Daniel Ellsberg does not issue many public appeals or statements, so when he does, we should listen. The former Pentagon analyst and Department of Defense whiz kid's refusal to stay silent helped end the Vietnam War. He makes the talk shows when they are brave enough to have him, since one ever knows what Daniel Ellsberg is going to say.
Now he tells us in truly alarming tones that we must continue to express our opposition to an attack on Iran to the Obama administration, no matter what we are hearing in the media.
As recently as September 6, American media were reporting:
President Barack Obama's explicit warning that he will not accept a unilateral Israeli attack against Iran may force Israeli Prime Minister Benjamin Netanyahu to step back from his ostensible threat of war.
But in his RootsAction call for petition signatures, also unusual for Ellsberg,
he says:
"The danger of a U.S. or Israeli attack on Iran -- either before the election or later -- is real and horrifying. It is crucial that we voice our opposition before it is too late.
"I urge you to add your name to my own and to ask your friends to do the same.

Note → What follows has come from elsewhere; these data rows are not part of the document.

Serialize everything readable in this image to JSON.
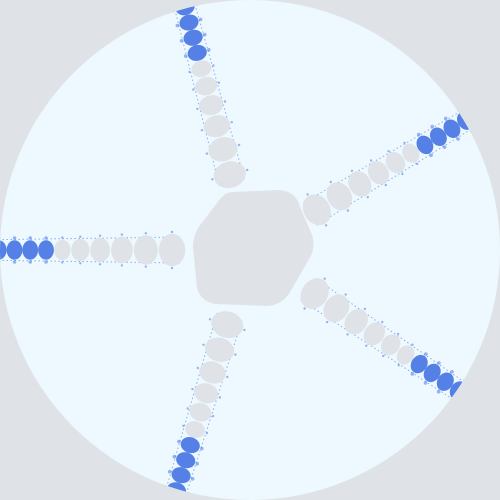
{
  "colors": {
    "background": "#dfe3e7",
    "disk": "#eef8ff",
    "center_region": "#dfe3e7",
    "inner_beads": "#dfe3e7",
    "outer_beads": "#5580e6",
    "filigree": "#3a6fe0"
  },
  "figure": {
    "arm_count": 5,
    "arm_headings_deg": [
      -105,
      -31,
      34,
      107,
      180
    ]
  }
}
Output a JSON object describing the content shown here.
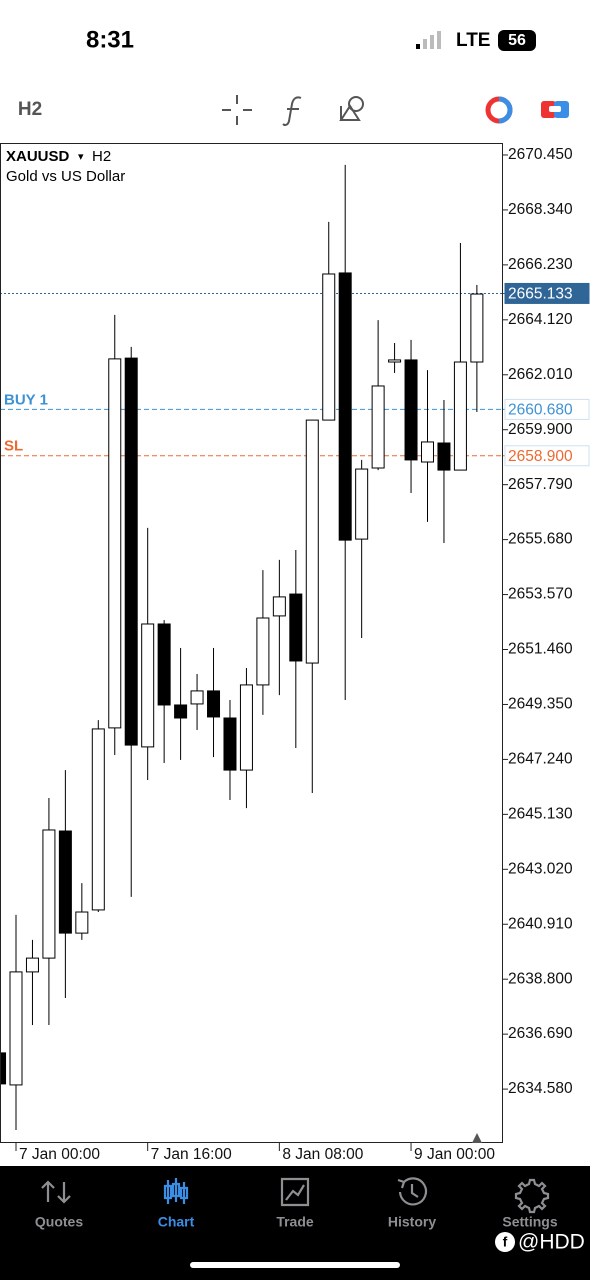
{
  "status_bar": {
    "time": "8:31",
    "network": "LTE",
    "battery": "56"
  },
  "toolbar": {
    "timeframe": "H2"
  },
  "chart_data": {
    "type": "candlestick",
    "symbol": "XAUUSD",
    "symbol_arrow": "▾",
    "timeframe": "H2",
    "description": "Gold vs US Dollar",
    "categories": [
      null,
      "7 Jan 00:00",
      null,
      null,
      null,
      null,
      null,
      null,
      null,
      "7 Jan 16:00",
      null,
      null,
      null,
      null,
      null,
      null,
      null,
      "8 Jan 08:00",
      null,
      null,
      null,
      null,
      null,
      null,
      null,
      "9 Jan 00:00",
      null,
      null,
      null,
      null
    ],
    "open": [
      2635.97,
      2634.74,
      2639.08,
      2639.61,
      2644.49,
      2640.57,
      2641.46,
      2648.45,
      2662.65,
      2647.72,
      2652.44,
      2649.33,
      2649.37,
      2649.87,
      2648.83,
      2646.83,
      2650.1,
      2652.75,
      2653.59,
      2650.94,
      2660.27,
      2665.92,
      2655.7,
      2658.43,
      2662.5,
      2662.58,
      2658.66,
      2659.39,
      2658.35,
      2662.5
    ],
    "high": [
      2636.08,
      2641.27,
      2640.31,
      2645.76,
      2646.83,
      2642.49,
      2648.75,
      2664.31,
      2663.08,
      2656.13,
      2652.59,
      2651.52,
      2650.52,
      2651.52,
      2649.52,
      2650.75,
      2654.51,
      2654.9,
      2655.28,
      2660.27,
      2667.88,
      2670.07,
      2658.74,
      2664.11,
      2663.23,
      2663.35,
      2662.19,
      2661.04,
      2667.07,
      2665.46
    ],
    "low": [
      2634.55,
      2633.01,
      2637.04,
      2637.04,
      2638.08,
      2640.31,
      2641.38,
      2647.41,
      2641.96,
      2646.45,
      2647.1,
      2647.22,
      2648.37,
      2647.33,
      2645.68,
      2645.37,
      2648.95,
      2649.71,
      2647.68,
      2645.95,
      2660.27,
      2649.52,
      2651.9,
      2658.35,
      2662.08,
      2657.47,
      2656.36,
      2655.55,
      2658.35,
      2660.58
    ],
    "close": [
      2634.78,
      2639.08,
      2639.61,
      2644.53,
      2640.57,
      2641.38,
      2648.41,
      2662.62,
      2647.79,
      2652.44,
      2649.33,
      2648.83,
      2649.87,
      2648.87,
      2646.83,
      2650.1,
      2652.67,
      2653.48,
      2651.02,
      2660.27,
      2665.88,
      2655.66,
      2658.39,
      2661.58,
      2662.58,
      2658.74,
      2659.43,
      2658.35,
      2662.5,
      2665.11
    ],
    "up_color": "#ffffff",
    "down_color": "#000000",
    "ylim": [
      2632.51,
      2670.91
    ],
    "yticks": [
      {
        "value": 2670.45,
        "label": "2670.450"
      },
      {
        "value": 2668.34,
        "label": "2668.340"
      },
      {
        "value": 2666.23,
        "label": "2666.230"
      },
      {
        "value": 2664.12,
        "label": "2664.120"
      },
      {
        "value": 2662.01,
        "label": "2662.010"
      },
      {
        "value": 2659.9,
        "label": "2659.900"
      },
      {
        "value": 2657.79,
        "label": "2657.790"
      },
      {
        "value": 2655.68,
        "label": "2655.680"
      },
      {
        "value": 2653.57,
        "label": "2653.570"
      },
      {
        "value": 2651.46,
        "label": "2651.460"
      },
      {
        "value": 2649.35,
        "label": "2649.350"
      },
      {
        "value": 2647.24,
        "label": "2647.240"
      },
      {
        "value": 2645.13,
        "label": "2645.130"
      },
      {
        "value": 2643.02,
        "label": "2643.020"
      },
      {
        "value": 2640.91,
        "label": "2640.910"
      },
      {
        "value": 2638.8,
        "label": "2638.800"
      },
      {
        "value": 2636.69,
        "label": "2636.690"
      },
      {
        "value": 2634.58,
        "label": "2634.580"
      }
    ],
    "levels": [
      {
        "price": 2665.133,
        "color": "#2f6597",
        "style": "current"
      },
      {
        "name": "BUY 1",
        "price": {
          "value": 2660.68,
          "label": "2660.680"
        },
        "color": "#3d92d6",
        "style": "order"
      },
      {
        "name": "SL",
        "price": {
          "value": 2658.9,
          "label": "2658.900"
        },
        "color": "#ec6a32",
        "style": "order"
      }
    ]
  },
  "nav": {
    "items": [
      "Quotes",
      "Chart",
      "Trade",
      "History",
      "Settings"
    ],
    "active": 1
  },
  "watermark": "@HDD"
}
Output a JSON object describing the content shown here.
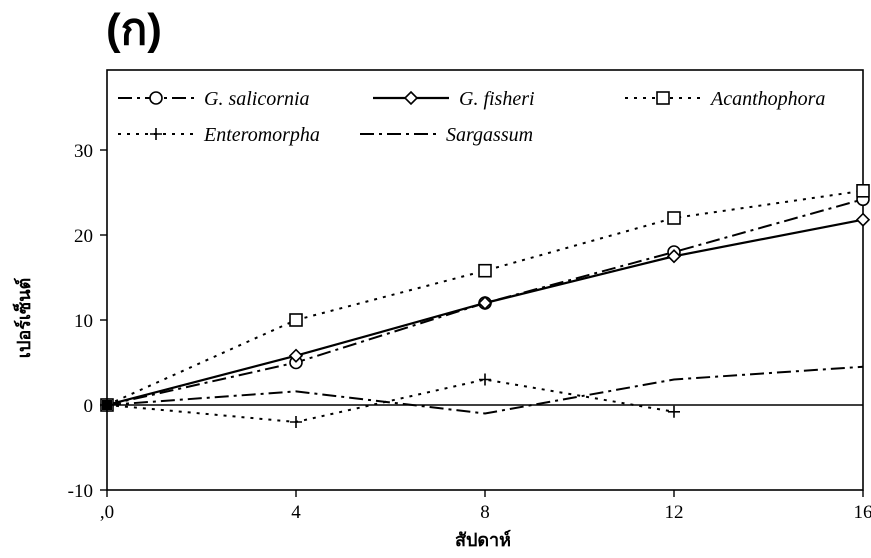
{
  "panel_label": "(ก)",
  "chart_data": {
    "type": "line",
    "title": "",
    "xlabel": "สัปดาห์",
    "ylabel": "เปอร์เซ็นต์",
    "x": [
      0,
      4,
      8,
      12,
      16
    ],
    "x_tick_labels": [
      ",0",
      "4",
      "8",
      "12",
      "16"
    ],
    "xlim": [
      0,
      16
    ],
    "ylim": [
      -10,
      30
    ],
    "y_ticks": [
      -10,
      0,
      10,
      20,
      30
    ],
    "y_tick_labels": [
      "-10",
      "0",
      "10",
      "20",
      "30"
    ],
    "grid": false,
    "legend_position": "top",
    "series": [
      {
        "name": "G. salicornia",
        "marker": "circle",
        "line_style": "dashdot",
        "color": "#000000",
        "x": [
          0,
          4,
          8,
          12,
          16
        ],
        "values": [
          0,
          5,
          12,
          18,
          24.2
        ]
      },
      {
        "name": "G. fisheri",
        "marker": "diamond",
        "line_style": "solid",
        "color": "#000000",
        "x": [
          0,
          4,
          8,
          12,
          16
        ],
        "values": [
          0,
          5.8,
          12,
          17.5,
          21.8
        ]
      },
      {
        "name": "Acanthophora",
        "marker": "square",
        "line_style": "dotted",
        "color": "#000000",
        "x": [
          0,
          4,
          8,
          12,
          16
        ],
        "values": [
          0,
          10,
          15.8,
          22,
          25.2
        ]
      },
      {
        "name": "Enteromorpha",
        "marker": "plus",
        "line_style": "dotted",
        "color": "#000000",
        "x": [
          0,
          4,
          8,
          12
        ],
        "values": [
          0,
          -2,
          3,
          -0.8
        ]
      },
      {
        "name": "Sargassum",
        "marker": "cross",
        "line_style": "dashdot",
        "color": "#000000",
        "x": [
          0,
          4,
          8,
          12,
          16
        ],
        "values": [
          0,
          1.6,
          -1,
          3,
          4.5
        ]
      }
    ]
  }
}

"We've been helping to prevent this attack for years, and we must not give up now."
It can be taken for granted that an attack on Iran will involve the pouring of millions of rounds of depleted uranium ammunition into the country, the effects of which are now seen in Iraq in the form a rate of birth deformities which are
11 times the world average in some parts of the country . The effects are suspected to be due to the radioactive dust which stays in the air and the soil long afterwards.
Typical for American media, what is always missing from the discussion is any broad historical context of US-Iranian relations, a shameful and sorry blot on the US. The average American might think that all dealings with Iran started with the 1979 hostage crisis.
But the 1979 Iranian hostage crisis was triggered when the US allowed the brutal, just-deposed Iranian dictator, the Shah of Iran, to get medical treatment in the US rather than hand him over to the Iranians for justice. Installed by the CIA in 1953, the Shah was by all accounts one of the most sadistic dictators in recent history. The torture methods of his SAVAK secret police included "inserting broken glass and pouring boiling water into the rectum" (Federation of American Scientists.) The Iranians had every right to want the Shah for trial for crimes against them.
Ellsberg is a strong supporter of Bradley Manning, and often says that what Manning has done took even more courage than what he did, when a true opposition in Congress was willing to stand for whistleblowers. Senator Mike Gravel at that time submitted the Pentagon Papers into the Congressional Record.
The Pentagon Papers were the classified documents which Ellsberg had seen, which essentially confirmed that the military generals running the Vietnam War believed it could not be won, yet continued to send American boys to their deaths. Ellsberg knew that when he blew the whistle, and leaked the documents to the New York Times, that he would be prosecuted by the Nixon administration.
History often overlooks the fact that Ellsberg knew he could have spent life in prison for his act, and very nearly did.